4. Civil Miscellaneous Appeal No. 139 of 1892.--The Judge's order in dismissing the second application for probate on the application of 10th March 1892 is clearly bad in law. It was a fresh application for probate, and the Judge was in error in not treating it as such. It was pointed out in Janaki v. Kesavalu I.L.R. 8 Mad. 207 so early as November 1884, that the Limitation Act was not intended to apply to an application for probate, an application under the Religious Endowments Act, an application for a certificate to collect the debts, an application for the appointment of new trustees, and similar applications. It was also explained in the case of Bai Manekbai v. Manekji Kavasji I.L.R. 7 Bom. 213 and in re Ishan Chundur Roy I.L.R. 6 Cal. 707 that Article 178 of Schedule II of Act XV of 1877 is limited to applications made under the Code of Civil Procedure, that an examination of all the other articles in the second schedule relating to applications, that is to say of the third division of that schedule, shows that the applications therein contemplated are such as are made under the Code of Civil Procedure, and that though Article 178, when read alone, seems capable of the widest extension to every application that can possibly be made to a Court, the applications referred to in that article are applications ejusdem generis, i.e., applications under the Code of Civil Procedure, and that any other construction would lead to the most inconvenient results. It is no doubt usual to demand an explanation when there is unreasonable delay in applying for probate, because the time when after the testator's death the will is to be proved is not fixed, and the explanation is necessary to assist the Judge in coming to a finding as to the genuineness of the will propounded.

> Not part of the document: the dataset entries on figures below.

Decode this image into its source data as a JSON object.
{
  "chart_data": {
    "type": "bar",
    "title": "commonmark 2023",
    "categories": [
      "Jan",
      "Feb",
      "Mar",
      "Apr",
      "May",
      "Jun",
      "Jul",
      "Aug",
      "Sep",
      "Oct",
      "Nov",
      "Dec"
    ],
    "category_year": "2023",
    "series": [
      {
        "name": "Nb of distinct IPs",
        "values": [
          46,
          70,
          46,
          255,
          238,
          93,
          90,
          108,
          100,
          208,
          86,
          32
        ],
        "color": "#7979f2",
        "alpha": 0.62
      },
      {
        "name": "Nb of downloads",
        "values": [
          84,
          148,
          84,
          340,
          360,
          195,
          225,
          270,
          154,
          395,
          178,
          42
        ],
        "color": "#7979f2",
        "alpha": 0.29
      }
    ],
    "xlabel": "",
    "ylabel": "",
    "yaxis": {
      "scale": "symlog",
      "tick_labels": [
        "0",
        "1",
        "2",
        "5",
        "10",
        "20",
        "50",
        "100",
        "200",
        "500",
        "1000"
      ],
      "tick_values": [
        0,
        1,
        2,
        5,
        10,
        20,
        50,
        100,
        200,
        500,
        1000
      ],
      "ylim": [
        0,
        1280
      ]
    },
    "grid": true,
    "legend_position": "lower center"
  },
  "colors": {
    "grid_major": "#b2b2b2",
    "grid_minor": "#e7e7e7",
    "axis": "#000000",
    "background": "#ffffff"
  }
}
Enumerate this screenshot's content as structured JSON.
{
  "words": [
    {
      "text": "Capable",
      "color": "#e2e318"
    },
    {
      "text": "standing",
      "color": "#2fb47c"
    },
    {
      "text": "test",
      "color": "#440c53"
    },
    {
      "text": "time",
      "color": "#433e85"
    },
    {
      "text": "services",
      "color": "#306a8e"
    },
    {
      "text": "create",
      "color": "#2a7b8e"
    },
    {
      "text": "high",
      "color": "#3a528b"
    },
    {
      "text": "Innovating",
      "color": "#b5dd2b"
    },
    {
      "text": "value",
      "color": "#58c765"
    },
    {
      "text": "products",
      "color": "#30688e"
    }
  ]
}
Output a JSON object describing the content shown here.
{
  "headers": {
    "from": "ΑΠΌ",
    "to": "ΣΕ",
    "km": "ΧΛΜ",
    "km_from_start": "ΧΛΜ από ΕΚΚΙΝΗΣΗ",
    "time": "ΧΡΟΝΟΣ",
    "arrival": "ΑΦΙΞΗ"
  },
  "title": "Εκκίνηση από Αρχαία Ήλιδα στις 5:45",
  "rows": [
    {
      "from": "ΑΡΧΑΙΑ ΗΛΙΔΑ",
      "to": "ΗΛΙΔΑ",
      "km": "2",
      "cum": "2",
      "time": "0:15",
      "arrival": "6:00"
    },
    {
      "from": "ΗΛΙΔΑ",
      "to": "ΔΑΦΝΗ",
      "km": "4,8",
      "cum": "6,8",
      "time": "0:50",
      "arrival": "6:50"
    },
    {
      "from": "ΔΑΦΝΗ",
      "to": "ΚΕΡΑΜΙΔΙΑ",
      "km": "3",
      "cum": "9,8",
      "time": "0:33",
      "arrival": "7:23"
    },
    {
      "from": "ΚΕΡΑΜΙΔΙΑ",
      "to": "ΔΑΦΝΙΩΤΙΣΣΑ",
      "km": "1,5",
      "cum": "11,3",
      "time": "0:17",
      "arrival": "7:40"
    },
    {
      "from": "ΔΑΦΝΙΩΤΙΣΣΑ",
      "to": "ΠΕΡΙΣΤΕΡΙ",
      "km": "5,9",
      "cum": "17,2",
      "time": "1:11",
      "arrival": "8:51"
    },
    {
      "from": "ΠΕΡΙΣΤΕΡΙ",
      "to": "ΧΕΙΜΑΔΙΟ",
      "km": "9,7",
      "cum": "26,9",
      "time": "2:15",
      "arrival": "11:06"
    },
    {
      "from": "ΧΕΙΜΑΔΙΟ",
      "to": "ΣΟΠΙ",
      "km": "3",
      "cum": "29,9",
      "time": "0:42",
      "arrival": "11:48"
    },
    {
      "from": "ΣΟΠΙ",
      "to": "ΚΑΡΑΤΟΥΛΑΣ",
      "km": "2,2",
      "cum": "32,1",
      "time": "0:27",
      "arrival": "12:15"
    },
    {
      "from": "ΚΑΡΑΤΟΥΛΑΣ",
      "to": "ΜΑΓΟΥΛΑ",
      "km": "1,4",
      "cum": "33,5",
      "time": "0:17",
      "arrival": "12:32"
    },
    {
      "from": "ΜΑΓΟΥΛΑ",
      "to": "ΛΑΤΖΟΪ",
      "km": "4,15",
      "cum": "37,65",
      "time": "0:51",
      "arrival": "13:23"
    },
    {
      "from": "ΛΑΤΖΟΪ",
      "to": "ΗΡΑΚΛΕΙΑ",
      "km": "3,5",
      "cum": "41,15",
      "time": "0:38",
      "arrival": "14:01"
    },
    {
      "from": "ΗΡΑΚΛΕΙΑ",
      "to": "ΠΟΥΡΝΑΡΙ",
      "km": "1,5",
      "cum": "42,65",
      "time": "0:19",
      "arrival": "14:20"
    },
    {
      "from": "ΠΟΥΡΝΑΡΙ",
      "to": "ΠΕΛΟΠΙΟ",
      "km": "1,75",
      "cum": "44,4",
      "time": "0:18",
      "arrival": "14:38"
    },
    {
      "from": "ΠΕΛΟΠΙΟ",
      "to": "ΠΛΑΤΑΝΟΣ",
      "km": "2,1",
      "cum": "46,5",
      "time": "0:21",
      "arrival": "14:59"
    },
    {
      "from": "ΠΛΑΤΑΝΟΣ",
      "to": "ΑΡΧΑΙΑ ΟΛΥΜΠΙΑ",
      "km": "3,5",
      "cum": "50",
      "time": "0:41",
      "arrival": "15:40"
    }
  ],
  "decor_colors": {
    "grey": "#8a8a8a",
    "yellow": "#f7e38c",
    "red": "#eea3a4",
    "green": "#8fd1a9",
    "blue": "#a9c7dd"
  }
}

The reason for the exemption of applications for probate from the operation of the Limitation Act probably is that the application for probate is in the nature of an application for permission to perform a duty created by a will or for recognition as a testamentary trustee, and the right to apply continues so long as the object of the trust exists or any part of the trust if really created remains to be executed. The order of the Judge on the application of the 10th March 1892 is set aside, and he is directed to restore the application for probate to his file and to dispose of it on the merits in accordance with law. Respondent will pay appellant's costs in this Court.
5. Civil Miscellaneous Appeal No. 130 of 1892.--The order of the Judge cannot be supported. It is wrong, because when the appellant was legally entitled to make a second application on the 10th March 1892, it was not competent to the Judge to impose a restriction upon appellant's right and to direct that he should make an application under the Code of Civil Procedure, so as to let in the law of limitation and indirectly to defeat the object of the legislature in exempting applications for probate from the Act of Limitations. The Judge is also in error in construing Section 261, which only renders the provisions of the Code of Civil Procedure as nearly as may be so as to let in the limitation bar, from which applications for probate are saved.
6. This order must be, and is hereby, set aside, as both appeals were heard at the same time, and as the same vakils appeared in both, there would be no order for costs in this appeal.